The reality of being a third culture kid

Culture, for (arguably) most people is one of the pillars of identity construction. It defines your beliefs, your favourite foods and what holidays you celebrate. It is one of the first things people ask you when meeting you for the first time, “Where are you from?”. For many, the answer is straightforward and truthful. For third culture kids, the answer is not one, but many. All of them half-truths, unless you choose to dump your life story onto the unknowing stranger. It seems third-culture kids can never concisely answer the seemingly simple question without the risk of oversharing.

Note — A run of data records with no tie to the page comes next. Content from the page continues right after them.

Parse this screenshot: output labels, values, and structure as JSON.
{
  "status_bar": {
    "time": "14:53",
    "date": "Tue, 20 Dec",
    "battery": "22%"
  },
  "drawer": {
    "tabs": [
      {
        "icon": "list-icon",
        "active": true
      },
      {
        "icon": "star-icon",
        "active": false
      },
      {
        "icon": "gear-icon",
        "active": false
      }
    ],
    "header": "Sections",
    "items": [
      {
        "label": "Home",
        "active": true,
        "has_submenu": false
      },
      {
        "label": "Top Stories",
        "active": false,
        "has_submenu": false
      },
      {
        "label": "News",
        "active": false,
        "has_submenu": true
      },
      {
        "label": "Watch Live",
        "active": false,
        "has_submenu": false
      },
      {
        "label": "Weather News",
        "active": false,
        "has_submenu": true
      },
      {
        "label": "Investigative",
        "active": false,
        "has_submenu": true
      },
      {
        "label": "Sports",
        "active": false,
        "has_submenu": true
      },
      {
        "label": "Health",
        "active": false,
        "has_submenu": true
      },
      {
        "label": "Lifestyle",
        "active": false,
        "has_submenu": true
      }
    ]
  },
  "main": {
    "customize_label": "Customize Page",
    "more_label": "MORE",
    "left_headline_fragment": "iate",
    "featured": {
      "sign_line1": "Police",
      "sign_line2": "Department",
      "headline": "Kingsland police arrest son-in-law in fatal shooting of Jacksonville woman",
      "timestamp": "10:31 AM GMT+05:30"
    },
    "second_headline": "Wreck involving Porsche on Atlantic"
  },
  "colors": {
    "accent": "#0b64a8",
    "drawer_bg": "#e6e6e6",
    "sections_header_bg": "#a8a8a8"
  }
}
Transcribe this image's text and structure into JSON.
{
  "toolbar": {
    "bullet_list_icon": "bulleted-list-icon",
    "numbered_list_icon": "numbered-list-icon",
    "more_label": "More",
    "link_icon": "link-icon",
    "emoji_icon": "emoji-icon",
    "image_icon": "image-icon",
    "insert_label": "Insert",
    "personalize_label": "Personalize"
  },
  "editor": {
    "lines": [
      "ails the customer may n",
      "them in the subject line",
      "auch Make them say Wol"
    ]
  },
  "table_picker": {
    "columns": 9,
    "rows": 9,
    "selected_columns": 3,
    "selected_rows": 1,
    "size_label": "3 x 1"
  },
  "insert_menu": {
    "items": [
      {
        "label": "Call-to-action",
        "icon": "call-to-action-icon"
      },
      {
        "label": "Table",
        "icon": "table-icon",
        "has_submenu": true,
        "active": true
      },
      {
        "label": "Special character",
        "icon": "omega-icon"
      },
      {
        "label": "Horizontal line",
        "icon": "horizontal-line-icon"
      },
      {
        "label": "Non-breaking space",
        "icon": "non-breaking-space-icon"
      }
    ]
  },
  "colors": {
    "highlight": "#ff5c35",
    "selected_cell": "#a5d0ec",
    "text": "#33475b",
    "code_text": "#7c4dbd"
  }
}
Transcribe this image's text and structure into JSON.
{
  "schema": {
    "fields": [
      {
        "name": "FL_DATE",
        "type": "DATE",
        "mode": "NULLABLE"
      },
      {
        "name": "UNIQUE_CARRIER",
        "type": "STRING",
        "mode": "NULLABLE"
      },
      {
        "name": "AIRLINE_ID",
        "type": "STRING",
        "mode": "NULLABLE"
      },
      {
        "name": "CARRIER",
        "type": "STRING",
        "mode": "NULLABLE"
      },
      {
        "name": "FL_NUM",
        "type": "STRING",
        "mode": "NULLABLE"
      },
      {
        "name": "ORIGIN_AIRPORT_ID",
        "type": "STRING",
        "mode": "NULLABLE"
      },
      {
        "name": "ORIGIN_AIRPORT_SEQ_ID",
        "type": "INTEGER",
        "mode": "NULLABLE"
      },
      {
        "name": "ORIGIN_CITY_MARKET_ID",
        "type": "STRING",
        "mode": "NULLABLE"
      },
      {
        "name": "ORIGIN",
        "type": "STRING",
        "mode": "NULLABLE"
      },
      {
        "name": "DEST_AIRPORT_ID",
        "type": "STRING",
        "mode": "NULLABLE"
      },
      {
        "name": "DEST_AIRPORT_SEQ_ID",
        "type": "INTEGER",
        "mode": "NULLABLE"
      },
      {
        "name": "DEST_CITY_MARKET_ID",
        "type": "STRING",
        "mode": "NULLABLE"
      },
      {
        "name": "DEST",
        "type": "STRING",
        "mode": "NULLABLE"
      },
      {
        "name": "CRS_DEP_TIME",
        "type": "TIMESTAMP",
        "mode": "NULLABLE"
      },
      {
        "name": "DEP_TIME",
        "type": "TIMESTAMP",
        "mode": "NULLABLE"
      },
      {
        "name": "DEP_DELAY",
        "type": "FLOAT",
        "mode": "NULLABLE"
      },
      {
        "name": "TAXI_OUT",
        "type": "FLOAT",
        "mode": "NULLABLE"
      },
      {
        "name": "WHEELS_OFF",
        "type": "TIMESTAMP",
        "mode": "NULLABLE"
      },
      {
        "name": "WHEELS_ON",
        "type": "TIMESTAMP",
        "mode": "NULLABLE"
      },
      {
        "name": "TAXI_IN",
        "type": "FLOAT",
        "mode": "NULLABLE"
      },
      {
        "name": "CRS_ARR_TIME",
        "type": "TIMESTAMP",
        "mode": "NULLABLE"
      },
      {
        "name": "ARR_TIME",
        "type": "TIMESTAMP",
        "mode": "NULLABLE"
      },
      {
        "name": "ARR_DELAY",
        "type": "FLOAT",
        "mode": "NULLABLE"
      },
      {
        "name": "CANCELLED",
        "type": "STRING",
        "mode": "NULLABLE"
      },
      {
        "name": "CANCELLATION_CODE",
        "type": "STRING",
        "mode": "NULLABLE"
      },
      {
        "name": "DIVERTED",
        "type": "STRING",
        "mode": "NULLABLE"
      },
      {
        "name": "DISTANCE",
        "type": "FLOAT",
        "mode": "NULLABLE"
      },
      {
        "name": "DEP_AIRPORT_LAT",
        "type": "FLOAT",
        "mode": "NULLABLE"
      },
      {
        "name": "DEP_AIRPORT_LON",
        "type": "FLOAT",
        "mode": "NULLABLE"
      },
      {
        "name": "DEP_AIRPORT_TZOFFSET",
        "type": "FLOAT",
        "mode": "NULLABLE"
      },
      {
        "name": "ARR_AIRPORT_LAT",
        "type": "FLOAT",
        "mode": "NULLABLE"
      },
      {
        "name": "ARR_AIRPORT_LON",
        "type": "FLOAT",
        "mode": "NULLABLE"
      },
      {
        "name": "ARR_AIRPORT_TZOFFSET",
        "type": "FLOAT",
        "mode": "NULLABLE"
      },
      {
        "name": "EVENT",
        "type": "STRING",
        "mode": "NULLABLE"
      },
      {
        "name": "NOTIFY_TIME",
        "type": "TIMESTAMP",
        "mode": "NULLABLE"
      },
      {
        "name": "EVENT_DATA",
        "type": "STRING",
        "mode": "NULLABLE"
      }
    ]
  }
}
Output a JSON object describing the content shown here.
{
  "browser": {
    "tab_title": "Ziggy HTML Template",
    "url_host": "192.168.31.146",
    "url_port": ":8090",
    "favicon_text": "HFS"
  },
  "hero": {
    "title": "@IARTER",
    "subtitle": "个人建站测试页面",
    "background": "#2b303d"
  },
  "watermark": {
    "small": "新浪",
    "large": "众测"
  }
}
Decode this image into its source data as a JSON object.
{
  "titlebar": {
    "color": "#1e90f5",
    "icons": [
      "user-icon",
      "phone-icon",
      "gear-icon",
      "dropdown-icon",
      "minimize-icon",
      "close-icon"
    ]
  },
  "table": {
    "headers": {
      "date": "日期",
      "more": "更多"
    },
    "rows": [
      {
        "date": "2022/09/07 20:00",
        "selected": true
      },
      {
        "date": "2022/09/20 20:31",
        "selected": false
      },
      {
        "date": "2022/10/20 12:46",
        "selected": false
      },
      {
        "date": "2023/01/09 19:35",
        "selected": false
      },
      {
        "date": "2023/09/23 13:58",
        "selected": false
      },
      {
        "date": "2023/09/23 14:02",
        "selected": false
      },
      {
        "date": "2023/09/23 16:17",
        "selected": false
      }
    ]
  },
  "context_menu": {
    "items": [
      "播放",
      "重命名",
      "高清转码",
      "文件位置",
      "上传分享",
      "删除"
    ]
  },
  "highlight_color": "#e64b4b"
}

This has been my experience at least. Despite being born in Venezuela, I have spent less time in my birth country than anywhere else, scattering pieces of my childhood amongst Singapore, Abu Dhabi and Spain. I am both Venezuelan and Spanish if I were to define myself by my nationality, but I consider English my first language. It’s not, but I have spent so much of my life speaking it in school and with friends that it’s hard not to feel as though it is. 

Growing up, I never knew there was such a label for people like me: third-culture kids. I just assumed I was different. And that doesn’t matter too much when you are six years old and it is easy to bond over playing basketball during recess. When you are too young to care for labels and categories and you make friends easily. However, once you get older and you start trying to figure yourself out, start trying to understand who you are, those labels suddenly become important. You want to fit into a box, everyone does. It’s easier to befriend people within your same box and easier to exclude those outside of it. But what happens when you don’t have those labels or boxes? When you don’t easily fit in somewhere? It’s confusing to say the least. Lonely, most of the time. Painful at its worst. 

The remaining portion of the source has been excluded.